A previsualization of how a moment using the PTS feature might look and feel. This previz was missing how the targets would be displayed to the player.

Action

Working closely with the design team, my primary focus was translating the high-level concept into a testable, iterative environment.

My Key Contributions:

  • Prototyping & Environment: I handled the level blocking and environmental setup for both the previs and the first working prototype. With limited resources, I ensured that the previs and prototype effectively conveyed our PTS vision.

  • Pacing & Animation Theater: I implemented and iterated on the foundational cinematic timing and A-pose theater within our in-house tool, Storyteller, which allowed the team to begin testing critical aspects of pacing and narrative flow immediately.

  • System Implementation (PTS Hookup): I executed the first integration of the Point Targeting System (PTS). This involved hooking up the UI component and player input to the system's core logic, culminating in the first prototype ready for team testing.

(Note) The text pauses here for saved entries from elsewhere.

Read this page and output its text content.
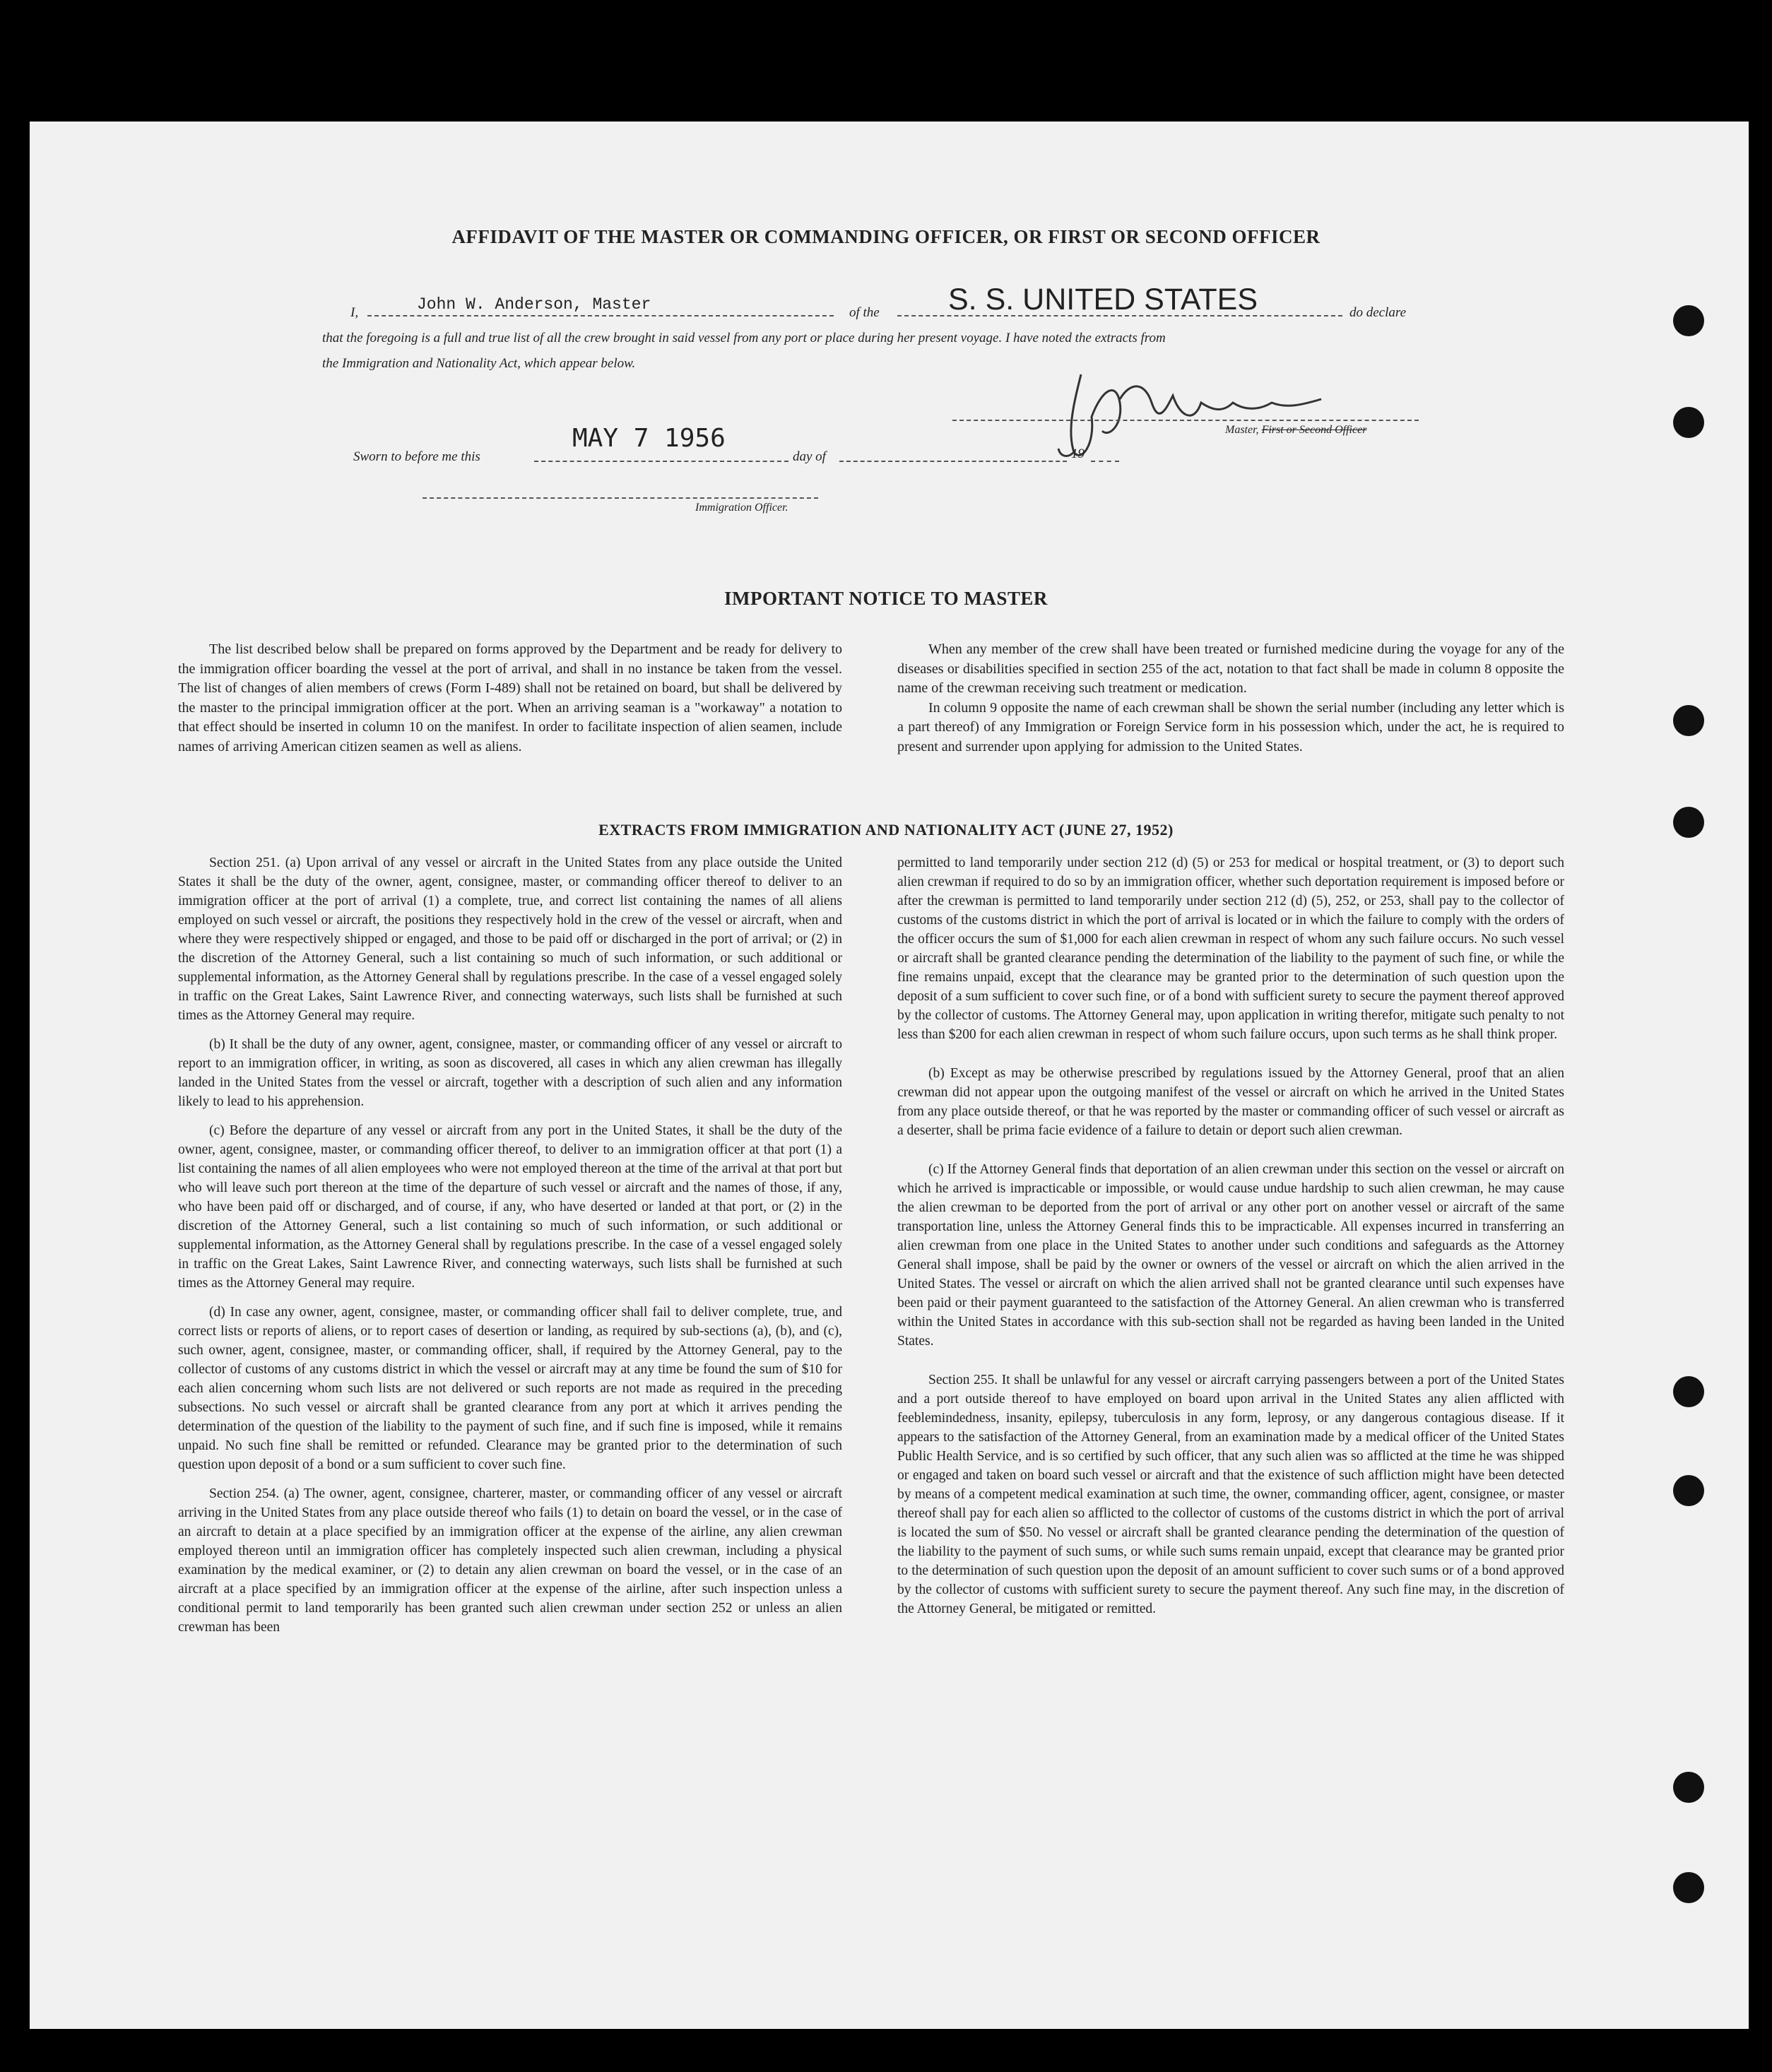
AFFIDAVIT OF THE MASTER OR COMMANDING OFFICER, OR FIRST OR SECOND OFFICER
I,	John W. Anderson, Master	of the S. S. UNITED STATES	do declare
that the foregoing is a full and true list of all the crew brought in said vessel from any port or place during her present voyage. I have noted the extracts from
the Immigration and Nationality Act, which appear below.
Master, First or Second Officer
Sworn to before me this
MAY 7 1956
day of	19
Immigration Officer.
IMPORTANT NOTICE TO MASTER

The list described below shall be prepared on forms approved by the Department and be ready for delivery to the immigration officer boarding the vessel at the port of arrival, and shall in no instance be taken from the vessel. The list of changes of alien members of crews (Form I-489) shall not be retained on board, but shall be delivered by the master to the principal immigration officer at the port. When an arriving seaman is a "workaway" a notation to that effect should be inserted in column 10 on the manifest. In order to facilitate inspection of alien seamen, include names of arriving American citizen seamen as well as aliens.

When any member of the crew shall have been treated or furnished medicine during the voyage for any of the diseases or disabilities specified in section 255 of the act, notation to that fact shall be made in column 8 opposite the name of the crewman receiving such treatment or medication.

In column 9 opposite the name of each crewman shall be shown the serial number (including any letter which is a part thereof) of any Immigration or Foreign Service form in his possession which, under the act, he is required to present and surrender upon applying for admission to the United States.

EXTRACTS FROM IMMIGRATION AND NATIONALITY ACT (JUNE 27, 1952)

Section 251. (a) Upon arrival of any vessel or aircraft in the United States from any place outside the United States it shall be the duty of the owner, agent, consignee, master, or commanding officer thereof to deliver to an immigration officer at the port of arrival (1) a complete, true, and correct list containing the names of all aliens employed on such vessel or aircraft, the positions they respectively hold in the crew of the vessel or aircraft, when and where they were respectively shipped or engaged, and those to be paid off or discharged in the port of arrival; or (2) in the discretion of the Attorney General, such a list containing so much of such information, or such additional or supplemental information, as the Attorney General shall by regulations prescribe. In the case of a vessel engaged solely in traffic on the Great Lakes, Saint Lawrence River, and connecting waterways, such lists shall be furnished at such times as the Attorney General may require.

(b) It shall be the duty of any owner, agent, consignee, master, or commanding officer of any vessel or aircraft to report to an immigration officer, in writing, as soon as discovered, all cases in which any alien crewman has illegally landed in the United States from the vessel or aircraft, together with a description of such alien and any information likely to lead to his apprehension.

(c) Before the departure of any vessel or aircraft from any port in the United States, it shall be the duty of the owner, agent, consignee, master, or commanding officer thereof, to deliver to an immigration officer at that port (1) a list containing the names of all alien employees who were not employed thereon at the time of the arrival at that port but who will leave such port thereon at the time of the departure of such vessel or aircraft and the names of those, if any, who have been paid off or discharged, and of course, if any, who have deserted or landed at that port, or (2) in the discretion of the Attorney General, such a list containing so much of such information, or such additional or supplemental information, as the Attorney General shall by regulations prescribe. In the case of a vessel engaged solely in traffic on the Great Lakes, Saint Lawrence River, and connecting waterways, such lists shall be furnished at such times as the Attorney General may require.

(d) In case any owner, agent, consignee, master, or commanding officer shall fail to deliver complete, true, and correct lists or reports of aliens, or to report cases of desertion or landing, as required by sub-sections (a), (b), and (c), such owner, agent, consignee, master, or commanding officer, shall, if required by the Attorney General, pay to the collector of customs of any customs district in which the vessel or aircraft may at any time be found the sum of $10 for each alien concerning whom such lists are not delivered or such reports are not made as required in the preceding subsections. No such vessel or aircraft shall be granted clearance from any port at which it arrives pending the determination of the question of the liability to the payment of such fine, and if such fine is imposed, while it remains unpaid. No such fine shall be remitted or refunded. Clearance may be granted prior to the determination of such question upon deposit of a bond or a sum sufficient to cover such fine.

Section 254. (a) The owner, agent, consignee, charterer, master, or commanding officer of any vessel or aircraft arriving in the United States from any place outside thereof who fails (1) to detain on board the vessel, or in the case of an aircraft to detain at a place specified by an immigration officer at the expense of the airline, any alien crewman employed thereon until an immigration officer has completely inspected such alien crewman, including a physical examination by the medical examiner, or (2) to detain any alien crewman on board the vessel, or in the case of an aircraft at a place specified by an immigration officer at the expense of the airline, after such inspection unless a conditional permit to land temporarily has been granted such alien crewman under section 252 or unless an alien crewman has been

permitted to land temporarily under section 212 (d) (5) or 253 for medical or hospital treatment, or (3) to deport such alien crewman if required to do so by an immigration officer, whether such deportation requirement is imposed before or after the crewman is permitted to land temporarily under section 212 (d) (5), 252, or 253, shall pay to the collector of customs of the customs district in which the port of arrival is located or in which the failure to comply with the orders of the officer occurs the sum of $1,000 for each alien crewman in respect of whom any such failure occurs. No such vessel or aircraft shall be granted clearance pending the determination of the liability to the payment of such fine, or while the fine remains unpaid, except that the clearance may be granted prior to the determination of such question upon the deposit of a sum sufficient to cover such fine, or of a bond with sufficient surety to secure the payment thereof approved by the collector of customs. The Attorney General may, upon application in writing therefor, mitigate such penalty to not less than $200 for each alien crewman in respect of whom such failure occurs, upon such terms as he shall think proper.

(b) Except as may be otherwise prescribed by regulations issued by the Attorney General, proof that an alien crewman did not appear upon the outgoing manifest of the vessel or aircraft on which he arrived in the United States from any place outside thereof, or that he was reported by the master or commanding officer of such vessel or aircraft as a deserter, shall be prima facie evidence of a failure to detain or deport such alien crewman.

(c) If the Attorney General finds that deportation of an alien crewman under this section on the vessel or aircraft on which he arrived is impracticable or impossible, or would cause undue hardship to such alien crewman, he may cause the alien crewman to be deported from the port of arrival or any other port on another vessel or aircraft of the same transportation line, unless the Attorney General finds this to be impracticable. All expenses incurred in transferring an alien crewman from one place in the United States to another under such conditions and safeguards as the Attorney General shall impose, shall be paid by the owner or owners of the vessel or aircraft on which the alien arrived in the United States. The vessel or aircraft on which the alien arrived shall not be granted clearance until such expenses have been paid or their payment guaranteed to the satisfaction of the Attorney General. An alien crewman who is transferred within the United States in accordance with this sub-section shall not be regarded as having been landed in the United States.

Section 255. It shall be unlawful for any vessel or aircraft carrying passengers between a port of the United States and a port outside thereof to have employed on board upon arrival in the United States any alien afflicted with feeblemindedness, insanity, epilepsy, tuberculosis in any form, leprosy, or any dangerous contagious disease. If it appears to the satisfaction of the Attorney General, from an examination made by a medical officer of the United States Public Health Service, and is so certified by such officer, that any such alien was so afflicted at the time he was shipped or engaged and taken on board such vessel or aircraft and that the existence of such affliction might have been detected by means of a competent medical examination at such time, the owner, commanding officer, agent, consignee, or master thereof shall pay for each alien so afflicted to the collector of customs of the customs district in which the port of arrival is located the sum of $50. No vessel or aircraft shall be granted clearance pending the determination of the question of the liability to the payment of such sums, or while such sums remain unpaid, except that clearance may be granted prior to the determination of such question upon the deposit of an amount sufficient to cover such sums or of a bond approved by the collector of customs with sufficient surety to secure the payment thereof. Any such fine may, in the discretion of the Attorney General, be mitigated or remitted.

  • Advocacy & Goal Clarification: I advocated using this initial "shoot-out" prototype as a pure system proof-of-concept. This was an initial move to leverage the intensity of a shoot-out to effectively demonstrate the system's technical feasibility and potential for cinematic gameplay, aligning the team on its utility for subtler, non-combat interactions later in the game. Crucially, I sought to decouple player interaction from the cinematic camera's control, enabling the right joystick to handle subtle target acquisition, thereby solving the potential 'overly gamified' problem while keeping the cinematic framing dominant.

Results

We successfully delivered a functional prototype of the Point Targeting System (PTS) that validated key design assumptions and informed the direction of future gameplay moments in The Expanse: A Telltale Series.

Tangible Outcomes:

  • Validated System Framework: The prototype proved that a spatially animated target system could be successfully coupled with player input and UI overlays within our in-house tools, maintaining a high level of cinematic fidelity.

  • Iterative Power: The iterative power of the setup significantly reduced the feedback loop time for designers, allowing rapid, on-the-fly testing of timing and target placement.

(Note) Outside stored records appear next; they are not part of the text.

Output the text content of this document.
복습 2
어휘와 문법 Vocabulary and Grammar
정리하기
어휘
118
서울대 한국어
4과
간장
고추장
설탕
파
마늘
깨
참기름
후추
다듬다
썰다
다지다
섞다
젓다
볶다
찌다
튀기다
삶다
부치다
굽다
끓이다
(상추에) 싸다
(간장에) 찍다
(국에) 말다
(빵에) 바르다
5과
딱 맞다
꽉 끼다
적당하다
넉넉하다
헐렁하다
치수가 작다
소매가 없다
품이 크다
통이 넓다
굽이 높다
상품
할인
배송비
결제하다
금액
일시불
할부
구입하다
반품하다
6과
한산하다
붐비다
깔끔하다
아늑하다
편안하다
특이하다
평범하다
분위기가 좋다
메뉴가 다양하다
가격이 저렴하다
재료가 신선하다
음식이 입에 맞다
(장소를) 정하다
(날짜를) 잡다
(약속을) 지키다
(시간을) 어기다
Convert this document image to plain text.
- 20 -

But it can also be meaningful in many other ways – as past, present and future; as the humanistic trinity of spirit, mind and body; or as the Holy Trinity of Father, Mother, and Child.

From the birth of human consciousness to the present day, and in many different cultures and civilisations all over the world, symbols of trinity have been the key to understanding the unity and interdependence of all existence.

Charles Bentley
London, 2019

  • Systemic Foundation: The workflow and core components established for the PTS framework were designated as the technical foundation for future high-stakes interactive moments. This foundation was directly adapted to create the pivotal, high-tension, non-combat sequence at the end of Episode 1, "The Ladder."

Key Lessons Learned:

  • Clarity in Inspiration: We had selected Time Crisis because it technically resembled what we wanted to demonstrate in a PTS system. However, the genre feel didn't align with the full narrative-appropriate scenarios of our game. This caused the reception of the prototype to be mixed, requiring more justification and explanation for its benefit in creating gameplay moments.

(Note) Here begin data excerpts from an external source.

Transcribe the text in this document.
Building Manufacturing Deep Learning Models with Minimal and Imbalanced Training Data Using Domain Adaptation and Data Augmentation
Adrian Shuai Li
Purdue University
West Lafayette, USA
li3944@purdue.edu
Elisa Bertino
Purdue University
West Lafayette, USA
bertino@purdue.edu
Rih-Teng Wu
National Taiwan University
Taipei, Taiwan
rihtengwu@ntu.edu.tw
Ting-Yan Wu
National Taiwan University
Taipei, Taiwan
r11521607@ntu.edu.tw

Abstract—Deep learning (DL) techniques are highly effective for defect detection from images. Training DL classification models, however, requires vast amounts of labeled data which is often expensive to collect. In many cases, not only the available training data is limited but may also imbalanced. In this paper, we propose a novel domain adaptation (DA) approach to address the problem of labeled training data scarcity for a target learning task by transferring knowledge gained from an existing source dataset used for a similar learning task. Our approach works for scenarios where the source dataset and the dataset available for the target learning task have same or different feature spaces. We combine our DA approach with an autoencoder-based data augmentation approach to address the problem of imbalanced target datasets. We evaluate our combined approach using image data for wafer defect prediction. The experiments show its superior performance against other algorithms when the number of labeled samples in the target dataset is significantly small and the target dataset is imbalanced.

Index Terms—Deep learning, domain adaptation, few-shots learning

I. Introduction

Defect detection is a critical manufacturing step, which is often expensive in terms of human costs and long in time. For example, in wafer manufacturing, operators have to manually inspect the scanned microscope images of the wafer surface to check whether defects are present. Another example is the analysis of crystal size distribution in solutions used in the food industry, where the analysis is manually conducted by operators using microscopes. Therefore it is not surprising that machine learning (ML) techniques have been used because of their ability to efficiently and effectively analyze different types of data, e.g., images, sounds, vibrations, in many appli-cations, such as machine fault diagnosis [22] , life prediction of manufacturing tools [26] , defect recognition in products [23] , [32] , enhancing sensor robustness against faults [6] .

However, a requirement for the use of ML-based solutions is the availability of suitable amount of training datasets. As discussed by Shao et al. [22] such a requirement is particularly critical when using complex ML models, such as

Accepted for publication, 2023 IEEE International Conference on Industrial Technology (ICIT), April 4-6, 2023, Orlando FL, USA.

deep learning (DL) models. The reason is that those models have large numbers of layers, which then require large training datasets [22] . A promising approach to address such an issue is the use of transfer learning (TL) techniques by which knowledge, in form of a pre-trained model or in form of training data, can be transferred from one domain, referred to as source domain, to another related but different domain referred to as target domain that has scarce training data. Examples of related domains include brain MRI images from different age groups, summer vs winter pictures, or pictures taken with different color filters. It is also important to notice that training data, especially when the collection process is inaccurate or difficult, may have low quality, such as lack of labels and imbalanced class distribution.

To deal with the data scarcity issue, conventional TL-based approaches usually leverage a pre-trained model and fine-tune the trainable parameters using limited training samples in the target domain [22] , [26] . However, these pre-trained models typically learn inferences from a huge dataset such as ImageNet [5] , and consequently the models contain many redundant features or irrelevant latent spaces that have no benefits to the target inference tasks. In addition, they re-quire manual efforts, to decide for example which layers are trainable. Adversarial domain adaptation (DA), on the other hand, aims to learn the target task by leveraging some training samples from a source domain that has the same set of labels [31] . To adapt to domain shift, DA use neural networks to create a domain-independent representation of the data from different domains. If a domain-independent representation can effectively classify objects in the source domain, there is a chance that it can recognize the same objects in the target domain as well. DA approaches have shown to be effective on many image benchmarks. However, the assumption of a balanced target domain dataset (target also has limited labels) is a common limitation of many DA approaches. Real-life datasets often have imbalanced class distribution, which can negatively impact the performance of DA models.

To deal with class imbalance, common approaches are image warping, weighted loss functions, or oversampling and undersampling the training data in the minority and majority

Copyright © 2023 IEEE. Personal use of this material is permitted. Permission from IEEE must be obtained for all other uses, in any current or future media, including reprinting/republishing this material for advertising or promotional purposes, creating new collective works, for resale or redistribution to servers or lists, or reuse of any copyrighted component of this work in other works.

  • Proactive Communication: The ability to rapidly prototype and advocate for the system's utility—even through an initially genre-mismatched scenario—proved essential for cutting through design ambiguity and securing alignment on the systemic approach.

  • Process Limitation Discovered: While the system enabled rapid iteration on timing, we realized that the underlying cinematic sequence was still constrained by pre-staged animation. This key finding informed later pipeline development, stressing the need for PTS moments to be integrated during the script-writing phase—a critical lesson for future systemic feature development.

Short recording of the PTS prototype in action.

Example of how the PTS feature was implemented in The Expanse: A Telltale Series Episode 2

Conclusion

This prototype phase was instrumental in demonstrating that a point-targeting system could be seamlessly integrated into our cinematic pipeline. The true extent of its benefit—using the system for narrative tension rather than just combat—was fully realized during the development of "The Ladder," which ultimately informed our approach to interactive storytelling going forward.

Art Director Antony Jones provided this draw over as an example use of the PTS system used in a shoot out fight.

Tomas Aguilar provided this mockup as an example use of the PTS system use in a melee combat fight.